What breaks her, is to live hidden. Never to be recognized, accepted. She wants to live in full light.
She will never tolerate to be that one. The one not worthy of.
Her favorite word begins to drift, slightly. It is just the beginning.
It lasts a little less than five years, then hits the wall. He will marry a Jew. A young woman who has everything. Who plays piano divinely. Well born. That one doesn’t have to fight, she thinks. But what she doesn’t know is that few years later, she will have to die.
For the moment all the dying is for her. Another word appears, Suicide. She will confess this, frankly. Music only seems to ease the pain. This is a time made of music, mostly. There is one affair, or two. It matters less and less. And then, the war comes. As a reason to live.
She joins the resistance in the first hours of occupied France. She has very little fear of the Nazis. She’s ready to die, so they all really can go to hell. Like the other members who joined this movement ” Ceux de la Libération/Those of the Liberation”, she owns a cyanide pill in case something goes wrong.
And of course, something goes very wrong. A woman is captured and talks. Gives all the names. The camps open their doors. The sapphire begins to drift, alone, in its box. The cyanide awaits.
He will hear about her arrestation later. For the moment he is left alone in an orchard in the south of France, literally knocked out by a friend. His wife and two children, mother and sister, deported too. Some said he hid in a tree, like a bird. Have they ever seen orchard trees ? He’s in a barn at the end of everything and the black cars are gone when he awakes.
The word time unfurls is Confinement. For him, three years talking to rats in a basement in Paris. For her, four different camps, eating wood and shield bugs. It is only the menu.
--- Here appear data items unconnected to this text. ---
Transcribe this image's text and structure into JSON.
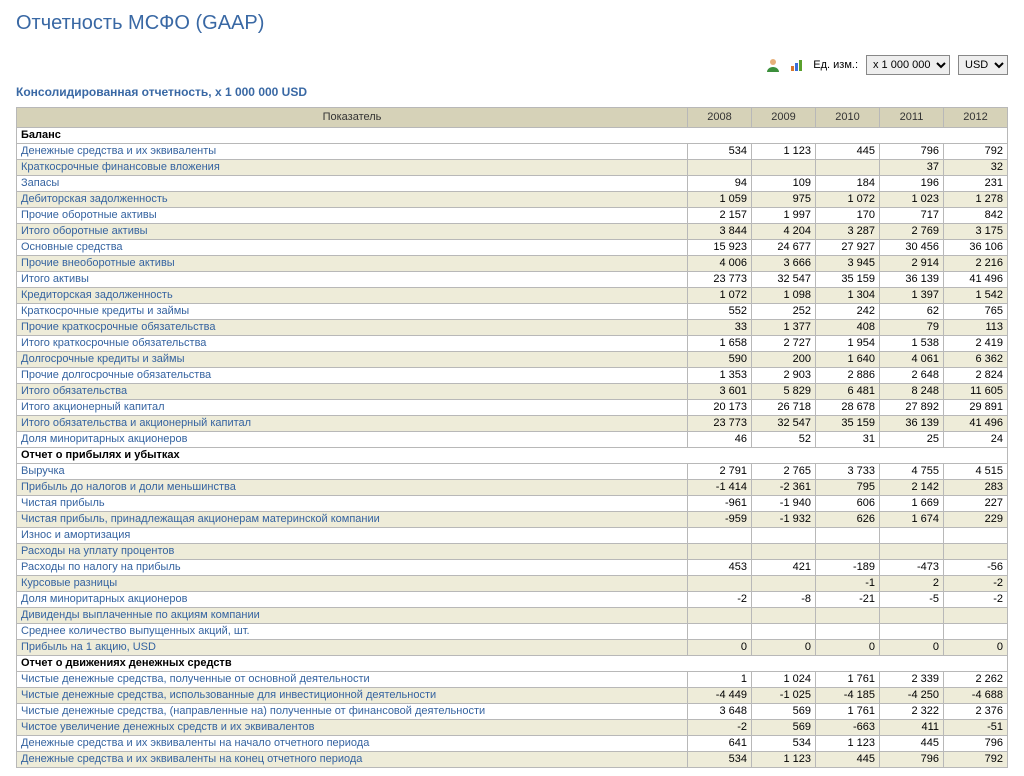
{
  "page_title": "Отчетность МСФО (GAAP)",
  "toolbar": {
    "unit_label": "Ед. изм.:",
    "unit_value": "x 1 000 000",
    "currency_value": "USD"
  },
  "subtitle": "Консолидированная отчетность, x 1 000 000 USD",
  "table": {
    "header_indicator": "Показатель",
    "years": [
      "2008",
      "2009",
      "2010",
      "2011",
      "2012"
    ],
    "rows": [
      {
        "section": true,
        "label": "Баланс"
      },
      {
        "label": "Денежные средства и их эквиваленты",
        "v": [
          "534",
          "1 123",
          "445",
          "796",
          "792"
        ]
      },
      {
        "label": "Краткосрочные финансовые вложения",
        "v": [
          "",
          "",
          "",
          "37",
          "32"
        ]
      },
      {
        "label": "Запасы",
        "v": [
          "94",
          "109",
          "184",
          "196",
          "231"
        ]
      },
      {
        "label": "Дебиторская задолженность",
        "v": [
          "1 059",
          "975",
          "1 072",
          "1 023",
          "1 278"
        ]
      },
      {
        "label": "Прочие оборотные активы",
        "v": [
          "2 157",
          "1 997",
          "170",
          "717",
          "842"
        ]
      },
      {
        "label": "Итого оборотные активы",
        "v": [
          "3 844",
          "4 204",
          "3 287",
          "2 769",
          "3 175"
        ]
      },
      {
        "label": "Основные средства",
        "v": [
          "15 923",
          "24 677",
          "27 927",
          "30 456",
          "36 106"
        ]
      },
      {
        "label": "Прочие внеоборотные активы",
        "v": [
          "4 006",
          "3 666",
          "3 945",
          "2 914",
          "2 216"
        ]
      },
      {
        "label": "Итого активы",
        "v": [
          "23 773",
          "32 547",
          "35 159",
          "36 139",
          "41 496"
        ]
      },
      {
        "label": "Кредиторская задолженность",
        "v": [
          "1 072",
          "1 098",
          "1 304",
          "1 397",
          "1 542"
        ]
      },
      {
        "label": "Краткосрочные кредиты и займы",
        "v": [
          "552",
          "252",
          "242",
          "62",
          "765"
        ]
      },
      {
        "label": "Прочие краткосрочные обязательства",
        "v": [
          "33",
          "1 377",
          "408",
          "79",
          "113"
        ]
      },
      {
        "label": "Итого краткосрочные обязательства",
        "v": [
          "1 658",
          "2 727",
          "1 954",
          "1 538",
          "2 419"
        ]
      },
      {
        "label": "Долгосрочные кредиты и займы",
        "v": [
          "590",
          "200",
          "1 640",
          "4 061",
          "6 362"
        ]
      },
      {
        "label": "Прочие долгосрочные обязательства",
        "v": [
          "1 353",
          "2 903",
          "2 886",
          "2 648",
          "2 824"
        ]
      },
      {
        "label": "Итого обязательства",
        "v": [
          "3 601",
          "5 829",
          "6 481",
          "8 248",
          "11 605"
        ]
      },
      {
        "label": "Итого акционерный капитал",
        "v": [
          "20 173",
          "26 718",
          "28 678",
          "27 892",
          "29 891"
        ]
      },
      {
        "label": "Итого обязательства и акционерный капитал",
        "v": [
          "23 773",
          "32 547",
          "35 159",
          "36 139",
          "41 496"
        ]
      },
      {
        "label": "Доля миноритарных акционеров",
        "v": [
          "46",
          "52",
          "31",
          "25",
          "24"
        ]
      },
      {
        "section": true,
        "label": "Отчет о прибылях и убытках"
      },
      {
        "label": "Выручка",
        "v": [
          "2 791",
          "2 765",
          "3 733",
          "4 755",
          "4 515"
        ]
      },
      {
        "label": "Прибыль до налогов и доли меньшинства",
        "v": [
          "-1 414",
          "-2 361",
          "795",
          "2 142",
          "283"
        ]
      },
      {
        "label": "Чистая прибыль",
        "v": [
          "-961",
          "-1 940",
          "606",
          "1 669",
          "227"
        ]
      },
      {
        "label": "Чистая прибыль, принадлежащая акционерам материнской компании",
        "v": [
          "-959",
          "-1 932",
          "626",
          "1 674",
          "229"
        ]
      },
      {
        "label": "Износ и амортизация",
        "v": [
          "",
          "",
          "",
          "",
          ""
        ]
      },
      {
        "label": "Расходы на уплату процентов",
        "v": [
          "",
          "",
          "",
          "",
          ""
        ]
      },
      {
        "label": "Расходы по налогу на прибыль",
        "v": [
          "453",
          "421",
          "-189",
          "-473",
          "-56"
        ]
      },
      {
        "label": "Курсовые разницы",
        "v": [
          "",
          "",
          "-1",
          "2",
          "-2"
        ]
      },
      {
        "label": "Доля миноритарных акционеров",
        "v": [
          "-2",
          "-8",
          "-21",
          "-5",
          "-2"
        ]
      },
      {
        "label": "Дивиденды выплаченные по акциям компании",
        "v": [
          "",
          "",
          "",
          "",
          ""
        ]
      },
      {
        "label": "Среднее количество выпущенных акций, шт.",
        "v": [
          "",
          "",
          "",
          "",
          ""
        ]
      },
      {
        "label": "Прибыль на 1 акцию, USD",
        "v": [
          "0",
          "0",
          "0",
          "0",
          "0"
        ]
      },
      {
        "section": true,
        "label": "Отчет о движениях денежных средств"
      },
      {
        "label": "Чистые денежные средства, полученные от основной деятельности",
        "v": [
          "1",
          "1 024",
          "1 761",
          "2 339",
          "2 262"
        ]
      },
      {
        "label": "Чистые денежные средства, использованные для инвестиционной деятельности",
        "v": [
          "-4 449",
          "-1 025",
          "-4 185",
          "-4 250",
          "-4 688"
        ]
      },
      {
        "label": "Чистые денежные средства, (направленные на) полученные от финансовой деятельности",
        "v": [
          "3 648",
          "569",
          "1 761",
          "2 322",
          "2 376"
        ]
      },
      {
        "label": "Чистое увеличение денежных средств и их эквивалентов",
        "v": [
          "-2",
          "569",
          "-663",
          "411",
          "-51"
        ]
      },
      {
        "label": "Денежные средства и их эквиваленты на начало отчетного периода",
        "v": [
          "641",
          "534",
          "1 123",
          "445",
          "796"
        ]
      },
      {
        "label": "Денежные средства и их эквиваленты на конец отчетного периода",
        "v": [
          "534",
          "1 123",
          "445",
          "796",
          "792"
        ]
      }
    ]
  }
}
When Hitler falls, the chimneys stop. But no one returns. Not for him. He’s a Jew. He’s alone. Alone in himself. The children were two and five years old. Faces, voices. In himself.
Pride. Freedom. Her favorite words are almost gone in smoke. Almost. When she comes back from Mauthausen, in a Red Cross truck, she barely weighs more than a pile of ashes. And he’s there. Waiting for her. They are in Paris, it’s twelve years later. Or twelve years too late. Now the words correspond. It is the same world.
How does she live with the ghost of the woman who took her place ? How does she live with the echo of his children’s laughter ? When she can’t have children anymore. When what happened to her in the camps happened in such a shadow. To make sure she will never have any, and that she will never say a word about it. How do they live, now, with their first love ?
How do they smile, make tea, collect berries, for me ? From where comes all this strength ? These kisses on my ckeeks ?
It seems that love is made of glass.
I could hear it every day I spent with them. The glass breaking endlessly.
And love remains.
It is sapphire blue.
Like this lonely blue thing, drifting in a box, beside my bed.
To Marcel & Maine Berr, my grandparents.